The Metropolitan Environmental Commission was created in 1996 mainly to tackle Mexico City’s severe air quality problems, bringing together representatives from the federal environmental, transport, and health ministries and the local authorities of the Federal District and the State of Mexico. As a result, air quality improved significantly in Mexico City’s metropolitan area, although particulate and ozone concentrations are still above national and World Health Organization recommended standards. Now, federal, state, and local authorities are building on this success and have decided to grow the original CAM to include more states that have influence on regional air quality.
Scientists have long deliberated about a common airshed in Central Mexico, where atmospheric and geographical conditions suggest that regional air quality is determined by the emissions in all these states. Some studies have found that emissions in nearby Hidalgo might have an impact in high sulphur dioxide concentrations measured in Northern Mexico City, while others indicate that particulate and ozone concentrations might travel Southwest, across the mountains, to nearby Morelos. Hence, most municipalities in the surrounding states of Puebla, Tlaxcala, Morelos and Hidalgo, and the remaining municipalities of the State of Mexico have been added to this organization.
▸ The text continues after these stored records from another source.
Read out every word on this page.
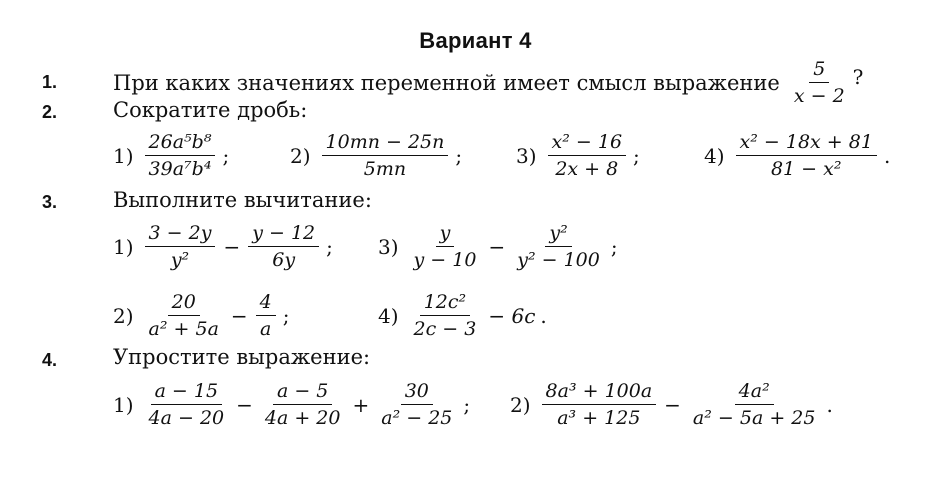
Вариант 4
1.	При каких значениях переменной имеет смысл выражение $\frac{5}{x - 2}$ ?
2.	Сократите дробь:
$1) \frac{\text{26a⁵b⁸}}{\text{39a⁷b⁴}}$ ;	$2) \frac{10mn - 25n}{5mn}$ ;	$3) \frac{\text{x² − 16}}{2x + 8}$ ;	$4) \frac{\text{x² − 18x + 81}}{\text{81 − x²}}$ .
3.	Выполните вычитание:
$1) \frac{3 - 2y}{\text{y²}} - \frac{y - 12}{6y}$ ; $3) \frac{y}{y - 10} - \frac{\text{y²}}{\text{y² − 100}}$ ;
$2) \frac{20}{\text{a² + 5a}} - \frac{4}{a}$ ;	$4) \frac{\text{12c²}}{2c - 3} - 6c$ .
4.	Упростите выражение:
$1) \frac{a - 15}{4a - 20} - \frac{a - 5}{4a + 20} + \frac{30}{\text{a² − 25}}$ ; $2) \frac{\text{8a³ + 100a}}{\text{a³ + 125}} - \frac{\text{4a²}}{\text{a² − 5a + 25}}$ .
Dr. Francisco Barnés Regueiro, former head of the National Institute of Ecology and Climate Change, a strong supporter of ICCT activities in Mexico and an advocate for climate change mitigation, will be leading this new commission. In an interview after the announcement, Dr. Barnés stressed the importance of improving regional air quality, especially considering the fast economic and demographic growth of the states in Central Mexico in the past few years. He also indicated that harmonizing air quality monitoring and on-road emissions testing in all member states are top priorities in the new commission’s agenda. This is an excellent opportunity to raise awareness on the importance of better fuels and better vehicles among State authorities in Mexico.